U.S.-based rights activist Liu Nianchun said he believes the estimate of “thousands” executed in China in 2010 isn’t exaggerated.

“I think this is likely to be accurate,” Liu said. “There has been no decrease in the number of executions in China.”

However, he said the use of the death penalty hasn’t improved social stability, citing Beijing’s spending on domestic security, which rose this year to 624.4 billion yuan (U.S. $94.7 billion), compared with the People’s Liberation Army budget of 601.1 billion yuan (U.S. $91.2 billion).

“China is still a dangerous place,” he said.

‘A wide range of crimes’

ExecutionGraph.jpg
Source: Amnesty International
Amnesty said China continued to use the death penalty “extensively against thousands of people for a wide range of crimes that include nonviolent offenses and after proceedings that did not meet international fair trial standards.”

New Supreme Court guidelines in February 2010 said the death penalty should be “resolutely” applied for extremely serious crimes in which there is plenty of high-quality evidence.

Recent government policy requires that courts should treat repeat offenders with severity while they treat minors and the elderly with leniency, and that commutations should be limited in the cases of those convicted of violent crimes such as murder, robbery, and rape.

U.S.-based scholar Zhu Xueyuan said, though, that the current rate of executions is far lower than at any other time in Chinese history.

“The Chinese Communist Party has begun to realize that you can’t execute people for nonviolent crimes,” Zhu said. “This hadn’t been widely recognized in China for the past few thousand years.”

Zhu said China’s huge population has given rise to large numbers of violent crimes within its borders, however.

“The priority right now isn’t to look only at the numbers: it’s to solve the problem of the death penalty for nonviolent crimes.”

Zhu said China could follow the lead of the United States, which had reduced its use of the death penalty over the years.

Call for transparency

Amnesty International’s Hong Kong director, Milabel Cristobal Amar, called on Beijing to make public the number of executions it carries out.

“If the Chinese government believes that it has made progress on the issue of executions, then it should publish this information openly, for people to look at,” she said.

“This would allow some debate on the matter.”

Liu said there is often a political reason for China’s use of the death penalty.

“Whenever you have a political movement … more people are executed than would normally have been,” Liu said. “This doesn’t raise an eyebrow within the ranks of the Communist Party.”

He said that China’s lack of an independent judiciary has also contributed to the numbers of people executed.

“The judiciary … mostly has to follow the requirements of the local Communist Party law enforcement committee in its decisions about whether to order the death penalty,” he said.

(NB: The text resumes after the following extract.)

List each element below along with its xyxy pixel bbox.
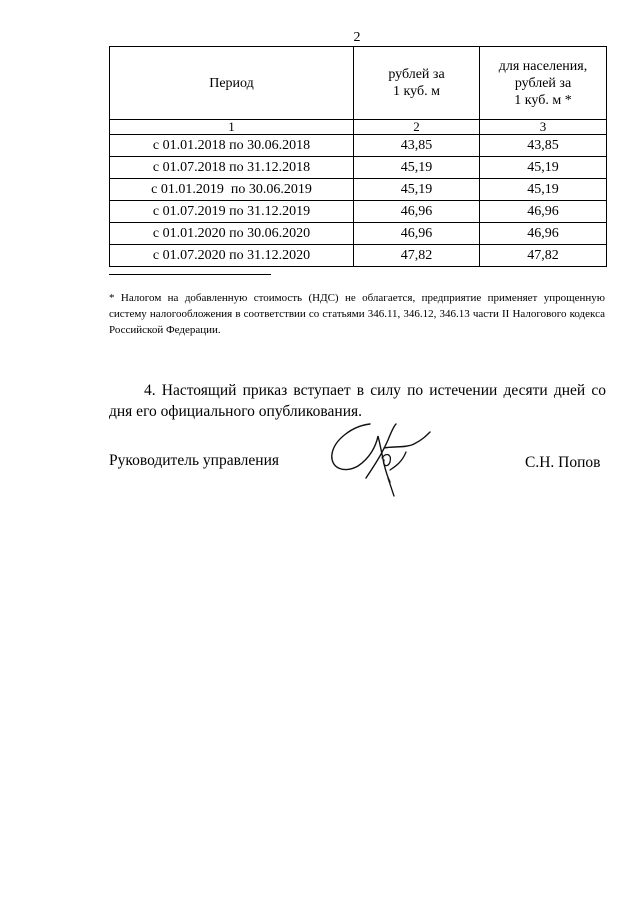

“If the final decision on death penalties doesn’t [in practice] lie with the Supreme Court, then wrongful convictions become more likely, especially during political movements like the Strike Hard campaign of 1983,” Liu added.

Trend toward abolition

Amnesty said the underlying global trend on the death penalty runs “strongly toward abolition,” with 31 countries having abolished the punishment in law or in practice in the last 10 years alone.

However, the report said that North Korea executed at least 60 people in 2010, and that the authorities often imposed the death penalty arbitrarily and were more frequently staging public executions.

In Southeast Asia, Laos said it was “not ready to abolish this capital punishment as it is an effective deterrent to most serious offenses, especially drug trafficking,” although the country had upheld a moratorium for some years.

In Vietnam, information about executions is classified as a state secret, Amnesty said, citing reports of 34 separate death sentences throughout the year.

Amnesty said that Vietnam’s National Assembly adopted a law in June replacing the firing squad with lethal injection as the method of execution, effective from July 2011.

Cambodia has no death penalty in law, while Burma reported no judicial executions for more than a decade, said the report, which did not cover extrajudicial killings.